Although commercial operations leaders identified integrated commercial platforms (70%) and digital field enablement tools (63%) as justified expenditures, the underlying challenge remains one of orchestration. Without a unified system, even best-in-class tools can become part of the problem, adding another layer of complexity instead of simplifying operations. The findings underscore that future success will depend less on the number of technologies a company owns and more on its ability to make them work as a single, responsive system.
Orchestration: The New Mandate for Commercial Success
To close the gap between innovation and execution, the report advocates for a new operational mandate: orchestration. This framework calls for the deliberate and synchronized evolution of four key dimensions: strategy, teams, technology, and data.
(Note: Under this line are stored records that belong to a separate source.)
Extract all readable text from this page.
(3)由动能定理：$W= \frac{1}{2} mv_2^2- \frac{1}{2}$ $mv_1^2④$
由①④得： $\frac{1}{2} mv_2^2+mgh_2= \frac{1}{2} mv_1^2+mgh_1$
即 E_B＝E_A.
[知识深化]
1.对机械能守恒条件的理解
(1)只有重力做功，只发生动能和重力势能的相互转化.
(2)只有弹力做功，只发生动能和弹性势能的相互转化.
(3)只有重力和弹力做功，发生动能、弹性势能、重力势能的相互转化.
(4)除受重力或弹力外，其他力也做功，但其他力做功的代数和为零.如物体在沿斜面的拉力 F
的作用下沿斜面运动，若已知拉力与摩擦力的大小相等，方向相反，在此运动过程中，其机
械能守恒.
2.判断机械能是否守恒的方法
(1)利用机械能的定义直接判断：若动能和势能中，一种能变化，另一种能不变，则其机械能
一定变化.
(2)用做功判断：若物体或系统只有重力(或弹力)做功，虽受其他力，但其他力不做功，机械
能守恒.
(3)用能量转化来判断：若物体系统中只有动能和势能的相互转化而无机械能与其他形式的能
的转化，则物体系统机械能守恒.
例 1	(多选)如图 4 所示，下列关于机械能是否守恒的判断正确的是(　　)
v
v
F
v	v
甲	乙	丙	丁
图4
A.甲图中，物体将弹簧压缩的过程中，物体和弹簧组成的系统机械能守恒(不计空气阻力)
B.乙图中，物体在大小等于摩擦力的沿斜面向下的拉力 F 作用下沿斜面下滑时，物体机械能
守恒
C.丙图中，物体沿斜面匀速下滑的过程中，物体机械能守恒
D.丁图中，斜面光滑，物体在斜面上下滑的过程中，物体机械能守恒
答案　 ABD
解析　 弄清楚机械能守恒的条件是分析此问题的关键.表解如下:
The research argues that these elements have evolved, but they have not evolved together.
- Strategy: Moving beyond broad patient-centric goals to a consistent, cross-functional interpretation that informs every patient interaction.
- Teams: Fostering earlier collaboration and clearer ownership to reduce friction and improve collective decision-making.
- Technology: Building an aligned tech stack that enables shared visibility and rapid response rather than a collection of siloed tools.
- Data: Establishing a single source of truth that improves data credibility and supports real-time adjustments across the organization.
According to Iskowitz, this coordinated approach is what will separate the leaders from the laggards in the coming years. “Over the next 18 months, the leaders won’t just be those who invest in the right capabilities,” he stated. “Those who coordinate what’s mission-critical are the ones who will set the new standard for commercialization excellence.”
The path forward for the biopharma industry is not about adding more activity, but about enabling better, more harmonious coordination across the entire commercial system. By orchestrating these critical elements, companies can finally ensure that their groundbreaking scientific achievements translate into meaningful and timely value for the patients they aim to serve.